Ces mots de Louis Tobie Mbida ont pesé de peu de poids devant la Cour suprême. Et pour cause : si la haute juridiction ne devrait pas se laisser aller au sentimentalisme comme l’a rappelé le Procureur général, Rissouck A Moulong, dans son réquisitoire sur un ton un tantinet moqueur, les arguments juridiques n’étaient pas favorables au président du Pdc. L’examen de son dossier de candidature par la Cour suprême, en pleine audience et à la suite de la lecture du rapport, a révélé que sa Déclaration de candidature n’était pas effectivement revêtue de sa signature légalisée. Mieux : M. Mbida avait légalisé sa signature le 9 septembre 2011, c’est-à-dire quatre jours après l’expiration du délai de dépôt des candidatures intervenu le 5 septembre en application des dispositions légales. Cette pièce versée au dossier par le candidat déchu lui-même, constituait la pièce à conviction que le Conseil électoral d’Elecam avait vu juste.

Cachet obligatoire

Il se trouve qu’un autre candidat, Benz Enow Bate, du Cameroon Democratic Party (Cpd), avait connu les mêmes déboires devant le Conseil électoral d’Elecam, pour le même motif et avait aussi saisi la Cour suprême dans le but d’obtenir la réhabilitation de sa candidature. Mais la réalité du dossier de M. Enow Bate paraissait bien différente de celle de Louis Tobie Mbida. Non seulement le candidat du Cpd a procédé à la légalisation de sa signature le 31 août 2011, c’est-à-dire dans les délais, mais aussi toutes les références de cette formalité sont signalées « à la cinquième ligne » de sa déclaration de candidature revêtue de sa signature, comme il l’a expliqué pendant l’audience. M. Enow Bate a aussi pris la précaution de joindre le Certificat de légalisation de sa signature à sa déclaration de candidature. Des précautions qui n’ont nullement infléchi la position de la Cour suprême, totalement convaincue que la signature revêtue sur la déclaration de candidature du candidat n’était nullement légalisée.
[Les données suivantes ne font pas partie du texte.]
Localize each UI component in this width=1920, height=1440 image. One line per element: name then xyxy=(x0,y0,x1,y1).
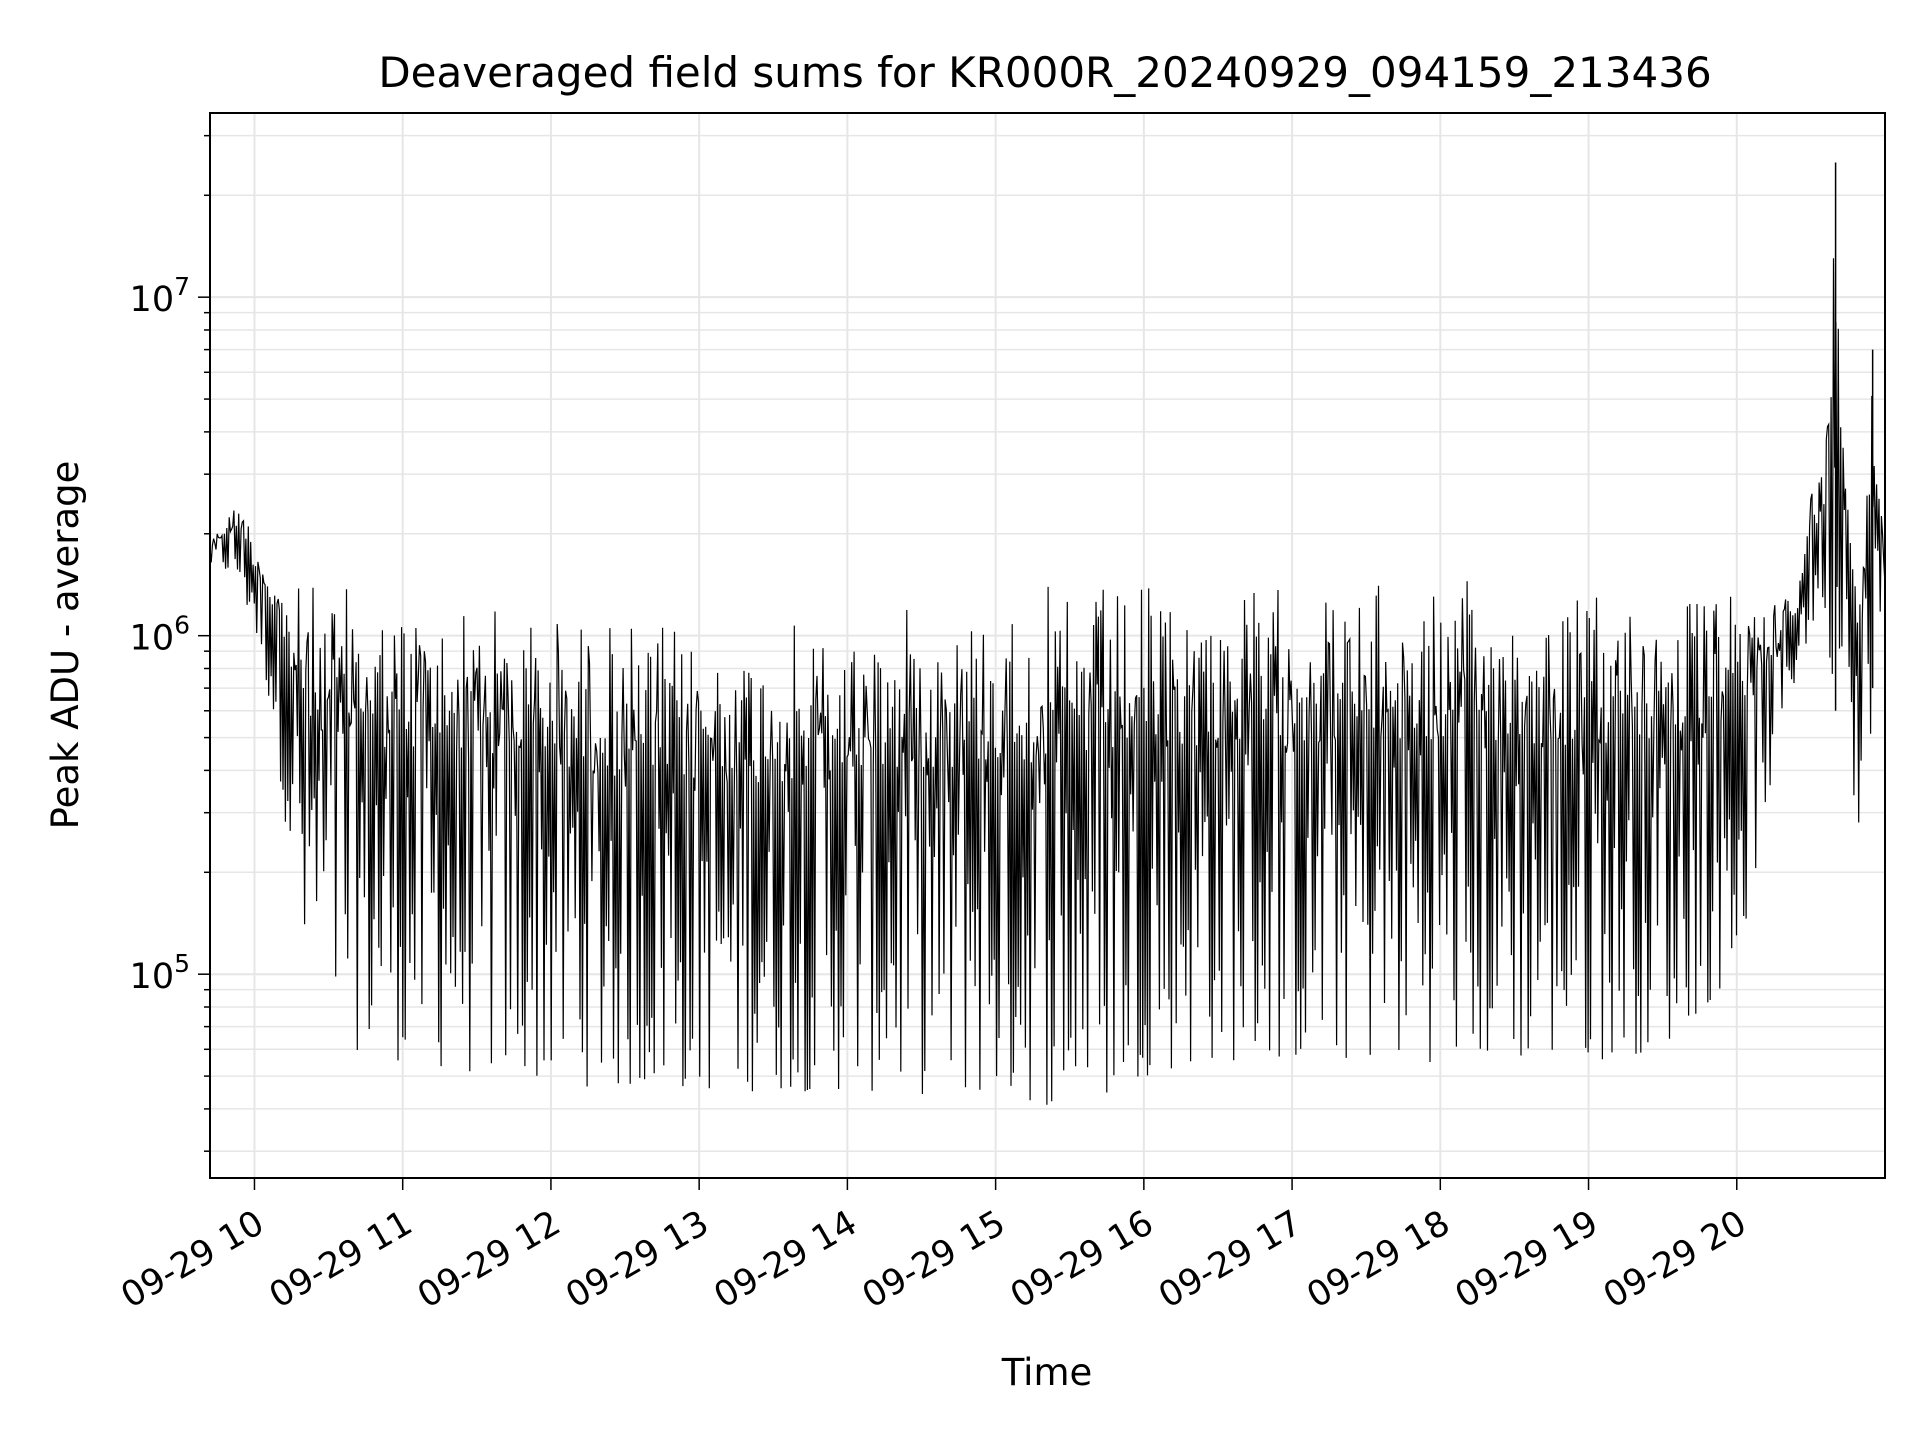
y-axis-label: Peak ADU - average xyxy=(44,461,87,830)
chart-title: Deaveraged field sums for KR000R_2024092… xyxy=(378,48,1711,97)
y-tick-label: 105 xyxy=(130,949,190,997)
series-layer xyxy=(209,162,1886,1105)
x-axis-label: Time xyxy=(1001,1351,1093,1394)
series-line xyxy=(209,258,1886,1105)
plot-frame xyxy=(209,112,1886,1179)
y-tick-label: 107 xyxy=(130,272,190,320)
y-tick-label: 106 xyxy=(130,611,190,659)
Avant de rejeter le recours du candidat du Cpd au motif qu’il n’était pas justifié, la Cour suprême s’est livrée à une sorte de pédagogie pour faire comprendre à l’auditoire ce que signifie « déclaration revêtue de la signature légalisée ». Le conseiller Clément Atangana, président de la chambre administrative de la Cour suprême, a expliqué que la légalisation de la signature se fait en deux étapes : d’une part, l’usager procède au dépôt de sa signature, en trois spécimens, dans un registre ouvert dans toutes les unités de police à cet effet ; et obtient un numéro en référence à cette formalité. D’autre part, pour donner le cachet de la légalisation de sa signature sur une pièce, l’usager doit repartir devant l’unité de police, qui atteste par un cachet et l’apposition sur la pièce en question des références du dépôt préalable de la signature en trois spécimens, que cette signature est légalisée.

Benz Enow Bate et son avocat ont paru peu convaincus par les explications des magistrats de la Cour suprême. Comme Louis Tobie Mbida, le candidat du Cpd était même déçu, d’autant, a expliqué son avocat, que la loi était muette sur la forme à donner à la déclaration revêtue de la signature légalisée. Mais, au-delà de la déception, l’arrêt de la Cour suprême (qu’on espère explicite) est venu combler un vide. En tant que juridiction suprême de l’Etat dont les décisions sont insusceptibles de recours, les motivations de son arrêt apportent désormais des précisions sur la forme de la formalité exigée aux candidats à l’élection présidentielle. Mais on peut déjà parier que la prochaine fois, comme pour le non respect des délais, certains candidats se feront encore prendre à la dernière minute par une disposition dont la Cour vient de fixer les contours.